Or gather hostnames from multiple sources separated by commas:

./gather [source1,source2,...,sourceN] [options]

Right now there's one specific source (Censys.io), and then a general way of sourcing URLs or files by whatever name is convenient.

Censys.io - The censys gatherer uses data from Censys.io, which has hostnames gathered from observed certificates, through the Google BigQuery API. Censys provides certificates observed from a nightly zmap scan of the IPv4 space, as well as certificates published to public Certificate Transparency logs.

Remote or local CSV - By using any other name besides censys, this will define a gatherer based on an HTTP/HTTPS URL or local path to a CSV. Its only option is a flag named after itself. For example, using a gatherer name of dap will mean that domain-scan expects --dap to point to the URL or local file.

Hostnames found from multiple sources are deduped, and filtered by suffix or base domain according to the options given.

The resulting gathered.csv will have the following columns:

  • the hostname
  • the hostname's base domain
  • one column for each checked source, with a value of True/False based on the hostname's presence in each source

See specific usage examples below.

General options:

  • --suffix: Required. One or more suffix to filter on, separated by commas as necessary. (e.g. .gov or .yahoo.com or .gov,.gov.uk)
  • --parents: A path or URL to a CSV whose first column is second-level domains. Any subdomain not contained within these second-level domains will be excluded.
  • --include-parents: Include second-level domains. (Defaults to false.)
  • --ignore-www: Ignore the www. prefixes of hostnames. If www.staging.example.com is found, it will be treated as staging.example.com.
  • --debug: display extra output

censys: Data from Censys.io via Google BigQuery

Gathers hostnames from Censys.io via the Google BigQuery API.

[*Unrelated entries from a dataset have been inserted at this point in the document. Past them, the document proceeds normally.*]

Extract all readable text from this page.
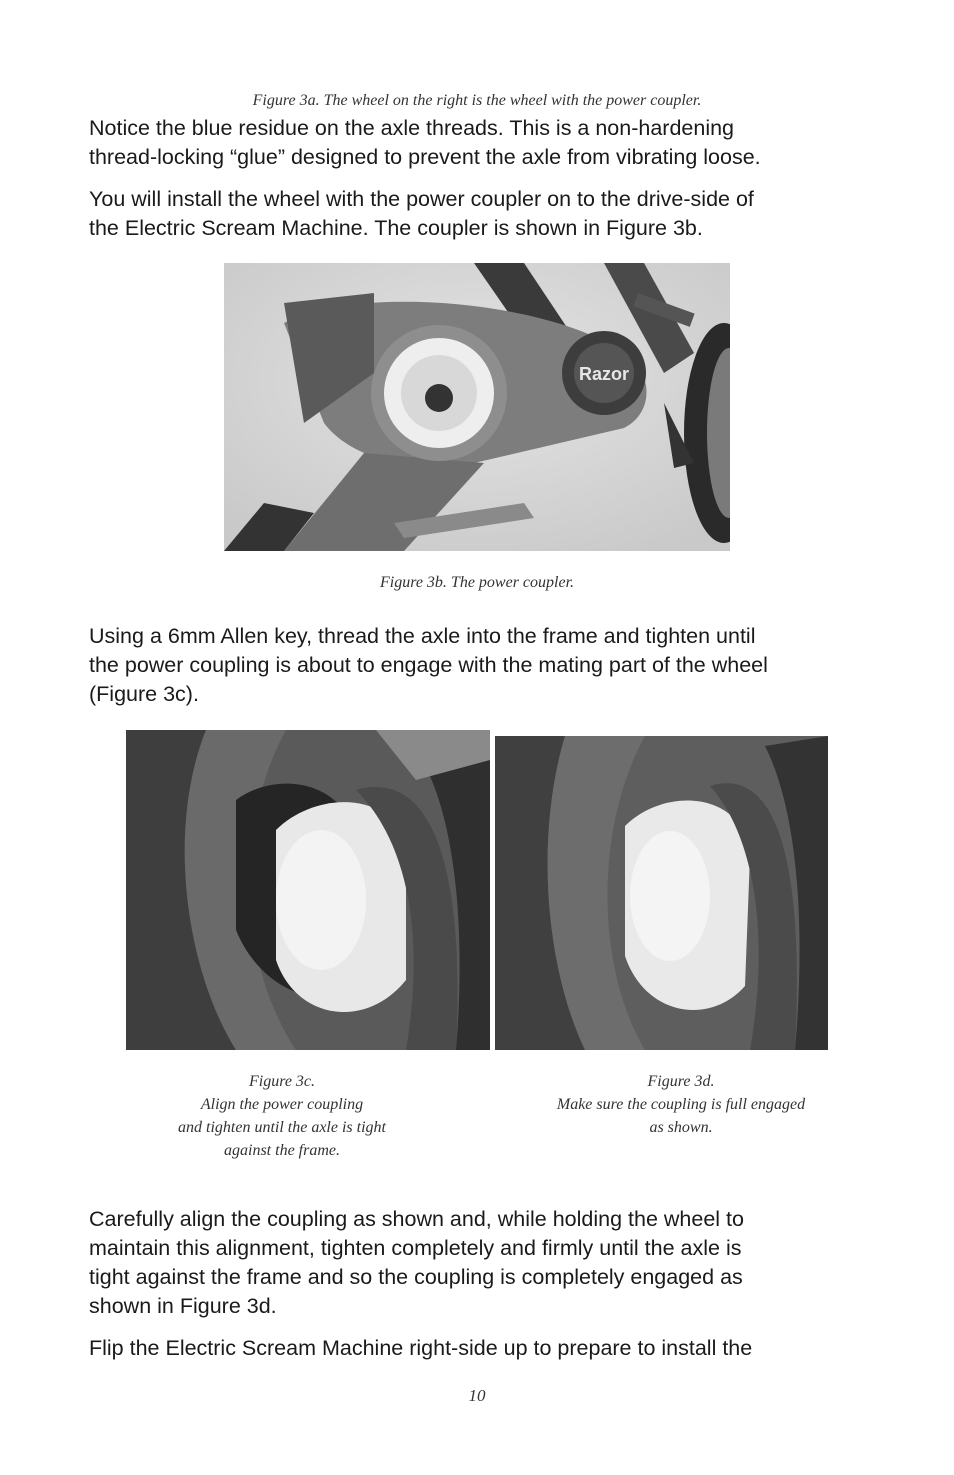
Figure 3a. The wheel on the right is the wheel with the power coupler.

Notice the blue residue on the axle threads. This is a non-hardening

thread-locking “glue” designed to prevent the axle from vibrating loose.

You will install the wheel with the power coupler on to the drive-side of

the Electric Scream Machine. The coupler is shown in Figure 3b.

Razor
Figure 3b. The power coupler.

Using a 6mm Allen key, thread the axle into the frame and tighten until

the power coupling is about to engage with the mating part of the wheel

(Figure 3c).

Figure 3c.
Align the power coupling
and tighten until the axle is tight
against the frame.
Figure 3d.
Make sure the coupling is full engaged
as shown.

Carefully align the coupling as shown and, while holding the wheel to

maintain this alignment, tighten completely and firmly until the axle is

tight against the frame and so the coupling is completely engaged as

shown in Figure 3d.

Flip the Electric Scream Machine right-side up to prepare to install the

10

Before using this, you need to:

  • Create a Project in Google Cloud, and an associated service account with access to create new jobs/queries and get their results.
  • Give Censys.io this Google Cloud service account to grant access to.

For details on concepts, and how to test access in the web console:

Note that the web console access is based on access given to a Google account, but BigQuery API access via this script depends on access given to Google Cloud service account credentials.

To configure access, set one of two environment variables:

  • BIGQUERY_CREDENTIALS: JSON data that contains your Google BigQuery service account credentials.
  • BIGQUERY_CREDENTIALS_PATH: A path to a file with JSON data that contains your Google BigQuery service account credentials.

Options:

  • --timeout: Override the 10 minute job timeout (specify in seconds).
  • --cache: Use locally cached data instead of hitting BigQuery.

Example:

Find hostnames ending in either .gov or .fed.us from within Censys.io's certificate database

./gather censys --suffix=.gov,.fed.us

Gathering Usage Examples

To gather .gov hostnames from Censys.io:

./gather censys --suffix=.gov --debug

To gather .gov hostnames from a hosted CSV, such as one from the Digital Analytics Program:

./gather dap --suffix=.gov --dap=https://analytics.usa.gov/data/live/sites-extended.csv

Or to gather federal-only .gov hostnames from Censys' API, a remote CSV, and a local CSV:

./gather censys,dap,private --suffix=.gov --dap=https://analytics.usa.gov/data/live/sites-extended.csv --private=/path/to/private-research.csv --parents=https://github.com/GSA/data/raw/master/dotgov-domains/current-federal.csv

a11y setup

pa11y expects a config file at config/pa11y_config.json. Details and documentation for this config can be found in the pa11y repo.


A brief note on redirects:

For the accessibility scans we're running at 18F, we're using the pshtt scanner to follow redirects before the accessibility scan runs. Pulse.cio.gov is set up to show accessibility scans for live, non-redirecting sites. For example, if aaa.gov redirects to bbb.gov, we will show results for bbb.gov on the site, but not aaa.gov.

However, if you want to include results for redirecting site, note the following. For example, if aaa.gov redirects to bbb.gov, pa11y will run against bbb.gov (but the result will be recorded for aaa.gov).

In order to get the benefits of the pshtt scanner, all a11y scans must include it. For example, to scan gsa.gov:

./scan gsa.gov --scanner=pshtt,a11y

Because of domain-scan's caching, all the results of an pshtt scan will be saved in the cache/pshtt folder, and probably does not need to be re-run for every single ally scan.

Developing new scanners

Scanners are registered by creating a single Python file in the scanners/ directory, where the file is given the name of the scanner (plus the .py extension).

(Scanners that use Chrome are slightly different, require both a Python and JavaScript file, and their differences are documented below.)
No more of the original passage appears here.